Consequently, Ghana’s overall balance of payment at the end of 2021, recorded a surplus of US$510 million compared with a surplus of US$377.5 million recorded in 2020. This means the country’s balance of payment improved by 35% last year.
Developments in the Trade Balance last year
The trade account recorded a lower surplus of US$1.1 billion last year compared with a surplus of US$2.0 billion recorded for the corresponding period of 2020. The decline in the trade balance was due to a higher import outturn, driven mainly by increased demand for refined petroleum products imports during the year, according to BoG.
Consistent with a pick-up in economic activities, total imports rose by 3.0 percent year-on-year to US$13.6 billion in 2021. Both non-oil imports and oil imports rose during the year by 6 percent and 8.5 percent, respectively.

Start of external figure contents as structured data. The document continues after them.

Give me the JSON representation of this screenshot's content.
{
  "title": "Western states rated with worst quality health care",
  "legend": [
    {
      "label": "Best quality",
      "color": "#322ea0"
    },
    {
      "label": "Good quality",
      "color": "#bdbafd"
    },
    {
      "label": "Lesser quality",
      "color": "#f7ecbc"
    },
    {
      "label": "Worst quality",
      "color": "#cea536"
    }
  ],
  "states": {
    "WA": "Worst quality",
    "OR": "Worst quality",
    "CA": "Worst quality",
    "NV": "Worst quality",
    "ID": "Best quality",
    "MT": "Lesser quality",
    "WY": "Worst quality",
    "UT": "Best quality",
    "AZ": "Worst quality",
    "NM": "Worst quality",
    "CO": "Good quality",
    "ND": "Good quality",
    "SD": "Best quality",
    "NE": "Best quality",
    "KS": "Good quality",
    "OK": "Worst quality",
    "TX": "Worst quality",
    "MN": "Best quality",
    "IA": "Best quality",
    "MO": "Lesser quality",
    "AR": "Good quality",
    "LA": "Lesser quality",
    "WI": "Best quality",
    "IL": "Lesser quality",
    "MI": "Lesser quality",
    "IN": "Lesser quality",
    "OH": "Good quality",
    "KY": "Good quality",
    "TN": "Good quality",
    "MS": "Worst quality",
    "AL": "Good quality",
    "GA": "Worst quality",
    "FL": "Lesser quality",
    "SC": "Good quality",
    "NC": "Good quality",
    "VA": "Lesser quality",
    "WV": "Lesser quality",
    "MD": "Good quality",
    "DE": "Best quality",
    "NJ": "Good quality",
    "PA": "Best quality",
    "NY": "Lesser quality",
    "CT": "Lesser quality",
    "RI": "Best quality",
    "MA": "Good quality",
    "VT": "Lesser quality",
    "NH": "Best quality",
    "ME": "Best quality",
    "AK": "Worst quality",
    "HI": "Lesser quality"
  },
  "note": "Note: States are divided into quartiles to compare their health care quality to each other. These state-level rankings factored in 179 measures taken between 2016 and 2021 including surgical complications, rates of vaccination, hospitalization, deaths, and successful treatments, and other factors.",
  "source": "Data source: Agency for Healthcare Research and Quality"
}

With regard to exports, earnings amounted to US$14.4 billion in 2021, up by 1.8 percent. The marginal growth in exports was, however, below the pre-pandemic growth of 5.9 percent. Improved receipts from cocoa and crude oil boosted exports performance notwithstanding the decline in gold receipts. Gold earnings declined sharply from US$6.8 billion in 2020 to US$5.1 billion in 2021 largely as a result of a 26.8 percent shortfall in output.